In Formal Ethics Opinion 5 (July 25, 2014), the North Carolina State Bar addressed a lawyer’s obligation to advise a civil client about social media use. It concludes that a lawyer must provide advice about information on social media if the postings are relevant to the client’s representation. Further, it permits a lawyer to advise a client to take down information on social media—but only if removal does not amount to spoliation of evidence and is not otherwise illegal. The opinion answers the following principal questions.
First, may a lawyer advise a client about the legal implications of the social media postings and coach the client on what should and should not be shared on social media? Model Rules of Professional Conduct 1.1 and 1.3, which require a lawyer to provide competent and diligent representation, suggest that a lawyer must have knowledge of social media and an understanding of how it may impact the client’s case. As a result, a lawyer should advise the lawyer’s client, both before and after the suit is filed, of the legal ramifications of existing posts, future posts, and third-party comments.

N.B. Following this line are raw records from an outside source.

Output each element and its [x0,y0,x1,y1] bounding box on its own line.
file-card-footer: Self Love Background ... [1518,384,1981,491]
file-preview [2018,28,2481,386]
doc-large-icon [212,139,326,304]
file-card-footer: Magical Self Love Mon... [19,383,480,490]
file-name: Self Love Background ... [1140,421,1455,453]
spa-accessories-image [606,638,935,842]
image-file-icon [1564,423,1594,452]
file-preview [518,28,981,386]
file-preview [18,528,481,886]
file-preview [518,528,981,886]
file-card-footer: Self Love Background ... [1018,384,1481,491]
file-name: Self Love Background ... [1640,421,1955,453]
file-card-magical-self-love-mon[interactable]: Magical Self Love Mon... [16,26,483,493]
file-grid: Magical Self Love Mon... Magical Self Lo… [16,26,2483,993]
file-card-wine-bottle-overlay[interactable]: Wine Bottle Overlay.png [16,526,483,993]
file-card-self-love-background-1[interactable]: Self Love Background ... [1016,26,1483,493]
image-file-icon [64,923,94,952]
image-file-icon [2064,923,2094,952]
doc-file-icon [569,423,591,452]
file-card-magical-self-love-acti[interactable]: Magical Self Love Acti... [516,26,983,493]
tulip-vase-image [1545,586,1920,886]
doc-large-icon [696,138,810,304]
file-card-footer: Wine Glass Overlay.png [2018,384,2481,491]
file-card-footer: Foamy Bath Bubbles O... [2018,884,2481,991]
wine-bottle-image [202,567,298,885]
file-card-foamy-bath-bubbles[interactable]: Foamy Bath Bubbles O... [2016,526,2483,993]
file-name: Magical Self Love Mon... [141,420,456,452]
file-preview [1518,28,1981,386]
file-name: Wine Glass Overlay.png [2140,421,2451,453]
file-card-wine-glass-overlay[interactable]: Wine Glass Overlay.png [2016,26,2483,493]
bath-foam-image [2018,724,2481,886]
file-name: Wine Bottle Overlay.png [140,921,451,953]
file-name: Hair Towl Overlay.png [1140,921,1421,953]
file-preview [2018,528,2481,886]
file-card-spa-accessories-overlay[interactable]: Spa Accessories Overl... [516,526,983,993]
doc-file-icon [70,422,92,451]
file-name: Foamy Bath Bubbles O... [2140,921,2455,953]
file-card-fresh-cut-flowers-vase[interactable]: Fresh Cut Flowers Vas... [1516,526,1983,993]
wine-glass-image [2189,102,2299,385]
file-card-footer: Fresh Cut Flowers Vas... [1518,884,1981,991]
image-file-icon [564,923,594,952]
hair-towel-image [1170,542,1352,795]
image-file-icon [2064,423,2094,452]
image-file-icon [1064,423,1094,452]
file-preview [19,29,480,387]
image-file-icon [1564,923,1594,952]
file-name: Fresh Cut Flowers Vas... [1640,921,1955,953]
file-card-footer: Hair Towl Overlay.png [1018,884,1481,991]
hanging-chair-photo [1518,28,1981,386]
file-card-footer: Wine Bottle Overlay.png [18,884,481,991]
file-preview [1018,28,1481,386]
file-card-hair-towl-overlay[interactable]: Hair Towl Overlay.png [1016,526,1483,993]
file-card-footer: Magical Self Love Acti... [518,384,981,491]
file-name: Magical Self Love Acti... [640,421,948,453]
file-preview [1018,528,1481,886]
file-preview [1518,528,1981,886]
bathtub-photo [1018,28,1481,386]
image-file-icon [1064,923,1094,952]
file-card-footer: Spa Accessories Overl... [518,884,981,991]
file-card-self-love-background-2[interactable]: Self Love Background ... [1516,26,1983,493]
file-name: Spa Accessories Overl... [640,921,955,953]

Second, may a lawyer instruct a client to remove postings on social media either before or after the filing of a suit? Model Rule 1.2(d) prohibits a lawyer from counseling or assisting a client to engage in conduct that the lawyer knows is criminal or fraudulent. Considering this, a lawyer must consult the law of spoliation and obstruction of justice before counseling a client to take down social media posts. If removal of posts does not constitute spoliation and is not otherwise illegal, the lawyer may instruct the client to remove existing posts. When there is potential that removal of the posts would constitute spoliation, the lawyer must advise the client to preserve the posts on a memory device, and the lawyer may take possession of the material to ensure its preservation.
Third, may a lawyer instruct a client to change security and privacy settings on social media pages to the highest level of restricted access? The opinion concludes that, if such advice is not in violation of a law or court order, the lawyer may instruct the client to change these settings both before and after the suit is filed.
Louisiana Rules of Professional Conduct 1.1, 1.3, and 1.2(d) are substantially similar to the corresponding ABA Model Rules. As a result, this North Carolina opinion should provide helpful guidance to lawyers in Louisiana.